De Simambossia à Sonfonia, en passant par la cité Enco 5, sans oublier certains secteurs de Lambanyi, les poubelles sauvages pullulent dans les différents quartiers. Au marché de Koloma, les ordures envahissent parfois les voiries, perturbant la fluidité de la circulation et dégageant une odeur nauséabonde. Une situation de plus en plus inquiétante pour les riverains et les usagers.

Interrogée ce lundi 12 janvier 2026, Fanta Kaba, résidente du quartier Soumabossia, déplore la situation. « Il y a trop d’ordures ici. L’État doit multiplier les efforts pour assainir notre capitale, Conakry. Les journées d’assainissement doivent produire de vrais changements et aboutir à une ville propre. Les autorités doivent s’impliquer davantage et appliquer des sanctions en cas de défaillance de la part des citoyens », a-t-elle déclaré.

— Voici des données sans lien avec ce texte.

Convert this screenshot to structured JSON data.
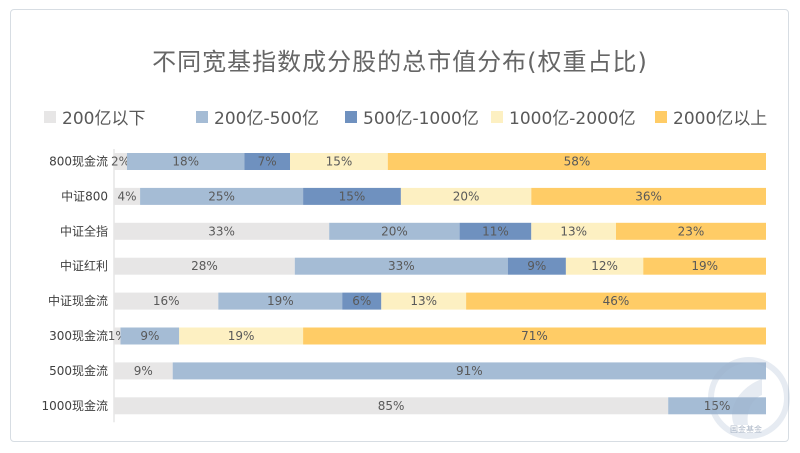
{
  "chart_data": {
    "type": "bar",
    "orientation": "horizontal",
    "stacked": true,
    "title": "不同宽基指数成分股的总市值分布(权重占比)",
    "categories": [
      "800现金流",
      "中证800",
      "中证全指",
      "中证红利",
      "中证现金流",
      "300现金流",
      "500现金流",
      "1000现金流"
    ],
    "series": [
      {
        "name": "200亿以下",
        "color": "#e7e6e6",
        "values": [
          2,
          4,
          33,
          28,
          16,
          1,
          9,
          85
        ]
      },
      {
        "name": "200亿-500亿",
        "color": "#a5bcd5",
        "values": [
          18,
          25,
          20,
          33,
          19,
          9,
          91,
          15
        ]
      },
      {
        "name": "500亿-1000亿",
        "color": "#6f91bf",
        "values": [
          7,
          15,
          11,
          9,
          6,
          0,
          0,
          0
        ]
      },
      {
        "name": "1000亿-2000亿",
        "color": "#fdf0c2",
        "values": [
          15,
          20,
          13,
          12,
          13,
          19,
          0,
          0
        ]
      },
      {
        "name": "2000亿以上",
        "color": "#ffcc66",
        "values": [
          58,
          36,
          23,
          19,
          46,
          71,
          0,
          0
        ]
      }
    ],
    "value_suffix": "%",
    "xlim": [
      0,
      100
    ],
    "grid": false,
    "legend_position": "top"
  },
  "watermark": {
    "text": "国金基金"
  }
}
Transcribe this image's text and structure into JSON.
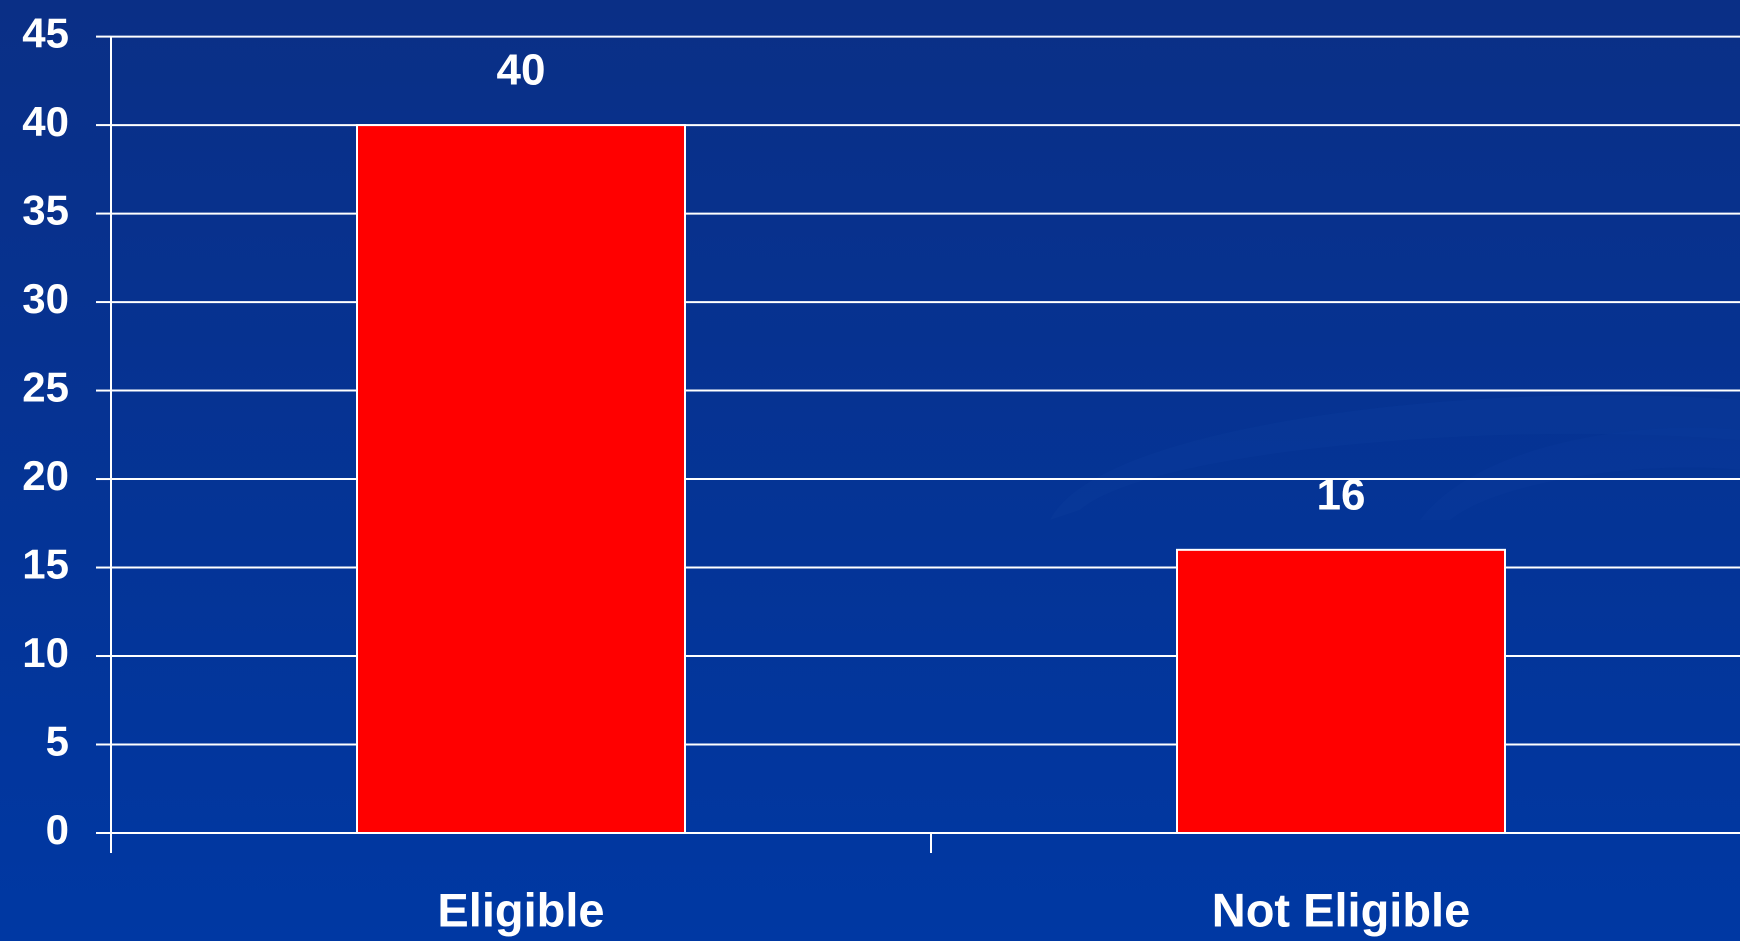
{
  "chart_data": {
    "type": "bar",
    "categories": [
      "Eligible",
      "Not Eligible"
    ],
    "values": [
      40,
      16
    ],
    "color": "#ff0000",
    "ylim": [
      0,
      45
    ],
    "yticks": [
      0,
      5,
      10,
      15,
      20,
      25,
      30,
      35,
      40,
      45
    ],
    "grid": true
  }
}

Salim Soumah lui emboîte le pas et invite l’État à s’inspirer de l’exemple rwandais. « Nous n’avons pas d’endroit approprié pour décharger les ordures. Quand il pleut, elles se retrouvent sur la route et causent d’énormes problèmes aux usagers. C’est vraiment difficile pour la population. Regardez le Rwanda : Kigali est une ville attirante grâce à sa propreté exemplaire. Pourquoi ne pas faire autant ? Ensemble, nous pouvons changer la donne », a-t-il lancé.

Un autre usager, Sarafou Bah, pointe quant à lui l’incivisme de certains citoyens qui déversent les ordures sur la voie publique et dans les caniveaux: « Les gens refusent de s’abonner aux services de collecte et viennent ensuite remplir les poubelles au bord de la route. Cela donne une mauvaise image de notre pays. C’est de l’incivisme. Il faut entretenir les routes, car les odeurs nauséabondes favorisent l’apparition de maladies », a-t-il averti.